There are a lot of use cases for dat archives. If you are sharing data with one or a small number of peers, you keep the URL secure and send it out of band to only your intended recipients. Note that any recipient can share the key on to whoever they want. If you're publishing data publicly, obviously you want to spread that `dat://` URL around liberally, not keep it secure.

Sharing and archiving data sets with Dat

Posted Aug 28, 2018 8:22 UTC (Tue) by epa (subscriber, #39769) [Link]

I thought that any kind of "security" based on keeping a URL secret was flawed. The URL mechanism, and most software, is designed with the assumption that the URL is a public identifier and access control is done with other mechanisms, not by whether you know the URL or not. It gets included in referrer logs, for example. Tim B-L outlined these principles in 1997 (and even back then they were just codifying existing practice): https://www.w3.org/DesignIssues/LinkMyths.html

It could be that Dat is quite different in its approach and takes care not to leak the address of a resource, since knowledge of the address acts as access control.
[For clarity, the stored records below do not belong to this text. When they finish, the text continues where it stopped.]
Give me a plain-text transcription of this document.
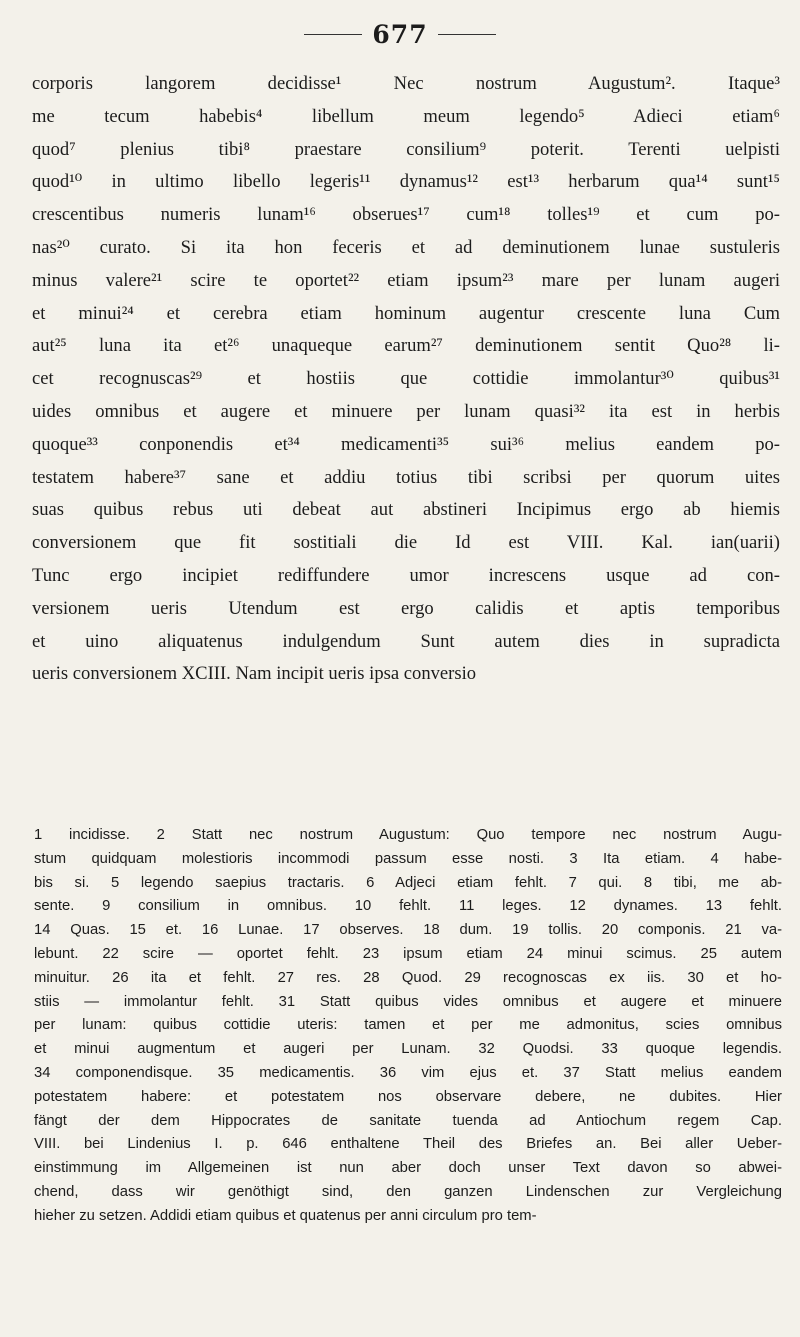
677
corporis langorem decidisse¹ Nec nostrum Augustum². Itaque³
me tecum habebis⁴ libellum meum legendo⁵ Adieci etiam⁶
quod⁷ plenius tibi⁸ praestare consilium⁹ poterit. Terenti uelpisti
quod¹⁰ in ultimo libello legeris¹¹ dynamus¹² est¹³ herbarum qua¹⁴ sunt¹⁵
crescentibus numeris lunam¹⁶ obserues¹⁷ cum¹⁸ tolles¹⁹ et cum po-
nas²⁰ curato. Si ita hon feceris et ad deminutionem lunae sustuleris
minus valere²¹ scire te oportet²² etiam ipsum²³ mare per lunam augeri
et minui²⁴ et cerebra etiam hominum augentur crescente luna Cum
aut²⁵ luna ita et²⁶ unaqueque earum²⁷ deminutionem sentit Quo²⁸ li-
cet recognuscas²⁹ et hostiis que cottidie immolantur³⁰ quibus³¹
uides omnibus et augere et minuere per lunam quasi³² ita est in herbis
quoque³³ conponendis et³⁴ medicamenti³⁵ sui³⁶ melius eandem po-
testatem habere³⁷ sane et addiu totius tibi scribsi per quorum uites
suas quibus rebus uti debeat aut abstineri Incipimus ergo ab hiemis
conversionem que fit sostitiali die Id est VIII. Kal. ian(uarii)
Tunc ergo incipiet rediffundere umor increscens usque ad con-
versionem ueris Utendum est ergo calidis et aptis temporibus
et uino aliquatenus indulgendum Sunt autem dies in supradicta
ueris conversionem XCIII. Nam incipit ueris ipsa conversio
1 incidisse. 2 Statt nec nostrum Augustum: Quo tempore nec nostrum Augu-
stum quidquam molestioris incommodi passum esse nosti. 3 Ita etiam. 4 habe-
bis si. 5 legendo saepius tractaris. 6 Adjeci etiam fehlt. 7 qui. 8 tibi, me ab-
sente. 9 consilium in omnibus. 10 fehlt. 11 leges. 12 dynames. 13 fehlt.
14 Quas. 15 et. 16 Lunae. 17 observes. 18 dum. 19 tollis. 20 componis. 21 va-
lebunt. 22 scire — oportet fehlt. 23 ipsum etiam 24 minui scimus. 25 autem
minuitur. 26 ita et fehlt. 27 res. 28 Quod. 29 recognoscas ex iis. 30 et ho-
stiis — immolantur fehlt. 31 Statt quibus vides omnibus et augere et minuere
per lunam: quibus cottidie uteris: tamen et per me admonitus, scies omnibus
et minui augmentum et augeri per Lunam. 32 Quodsi. 33 quoque legendis.
34 componendisque. 35 medicamentis. 36 vim ejus et. 37 Statt melius eandem
potestatem habere: et potestatem nos observare debere, ne dubites. Hier
fängt der dem Hippocrates de sanitate tuenda ad Antiochum regem Cap.
VIII. bei Lindenius I. p. 646 enthaltene Theil des Briefes an. Bei aller Ueber-
einstimmung im Allgemeinen ist nun aber doch unser Text davon so abwei-
chend, dass wir genöthigt sind, den ganzen Lindenschen zur Vergleichung
hieher zu setzen. Addidi etiam quibus et quatenus per anni circulum pro tem-
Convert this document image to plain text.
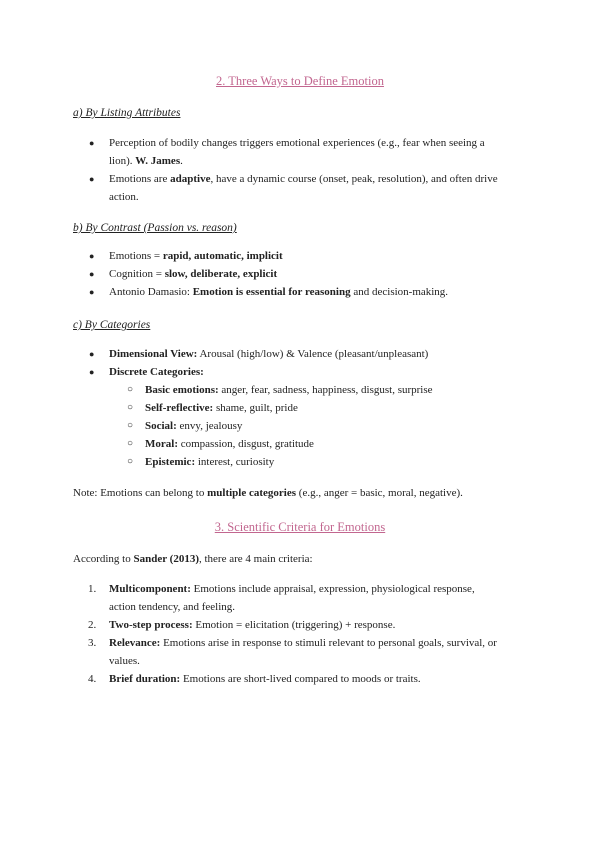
2. Three Ways to Define Emotion
a) By Listing Attributes
● Perception of bodily changes triggers emotional experiences (e.g., fear when seeing a lion). W. James.
● Emotions are adaptive, have a dynamic course (onset, peak, resolution), and often drive action.
b) By Contrast (Passion vs. reason)
● Emotions = rapid, automatic, implicit
● Cognition = slow, deliberate, explicit
● Antonio Damasio: Emotion is essential for reasoning and decision-making.
c) By Categories
● Dimensional View: Arousal (high/low) & Valence (pleasant/unpleasant)
● Discrete Categories:
○ Basic emotions: anger, fear, sadness, happiness, disgust, surprise
○ Self-reflective: shame, guilt, pride
○ Social: envy, jealousy
○ Moral: compassion, disgust, gratitude
○ Epistemic: interest, curiosity
Note: Emotions can belong to multiple categories (e.g., anger = basic, moral, negative).
3. Scientific Criteria for Emotions
According to Sander (2013), there are 4 main criteria:
1. Multicomponent: Emotions include appraisal, expression, physiological response, action tendency, and feeling.
2. Two-step process: Emotion = elicitation (triggering) + response.
3. Relevance: Emotions arise in response to stimuli relevant to personal goals, survival, or values.
4. Brief duration: Emotions are short-lived compared to moods or traits.
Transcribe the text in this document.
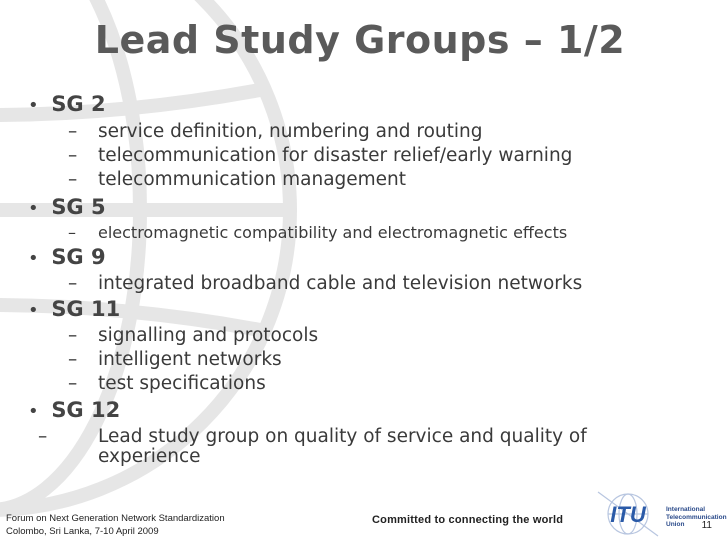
Lead Study Groups – 1/2
• SG 2
– service definition, numbering and routing
– telecommunication for disaster relief/early warning
– telecommunication management
• SG 5
– electromagnetic compatibility and electromagnetic effects
• SG 9
– integrated broadband cable and television networks
• SG 11
– signalling and protocols
– intelligent networks
– test specifications
• SG 12
–	Lead study group on quality of service and quality of experience
Forum on Next Generation Network Standardization
Colombo, Sri Lanka, 7-10 April 2009
Committed to connecting the world ITU	International
Telecommunication
Union	11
But in that case it shouldn't be called a URL.

Sharing and archiving data sets with Dat

Posted Aug 28, 2018 4:46 UTC (Tue) by anarcat (subscriber, #66354) [Link]

Forgot to mention my usual list of contributed comments and bug reports:

Sharing and archiving data sets with Dat

Posted Aug 28, 2018 7:37 UTC (Tue) by sagi (subscriber, #64671) [Link]

Thank you for a very readable introduction to Dat.

Dat is completely new to me. I’m interested to understand how Dat compares to Tahoe-lafs for the mentioned use cases.

Would any of the commenters know?

Sharing and archiving data sets with Dat

Posted Aug 28, 2018 15:39 UTC (Tue) by Tara_Li (guest, #26706) [Link]

Is there some source available for a listing of public data sets that can be accessed using this protocol? I'm not interested in installing a new protocol unless I know there something worth getting with it - perhaps the NASA Big Blue Marble files, the Gaia database, etc.

Sharing and archiving data sets with Dat

Posted Aug 30, 2018 22:45 UTC (Thu) by flussence (guest, #85566) [Link]

IPFS gets around the protocol support problem by having a built-in HTTP proxy (which can also be stacked behind a regular HTTPS reverse proxy like a webapp). Could Dat do the same thing?

Sharing and archiving data sets with Dat

Posted Sep 2, 2018 18:45 UTC (Sun) by willy (subscriber, #9762) [Link]

"It can be installed using npm". Nope. Nope nope nope nope nope. I stopped reading at that point.

I don't care whether it depends on left-pad or not. The whole concept is broken and I'm not interested in anything so fragile.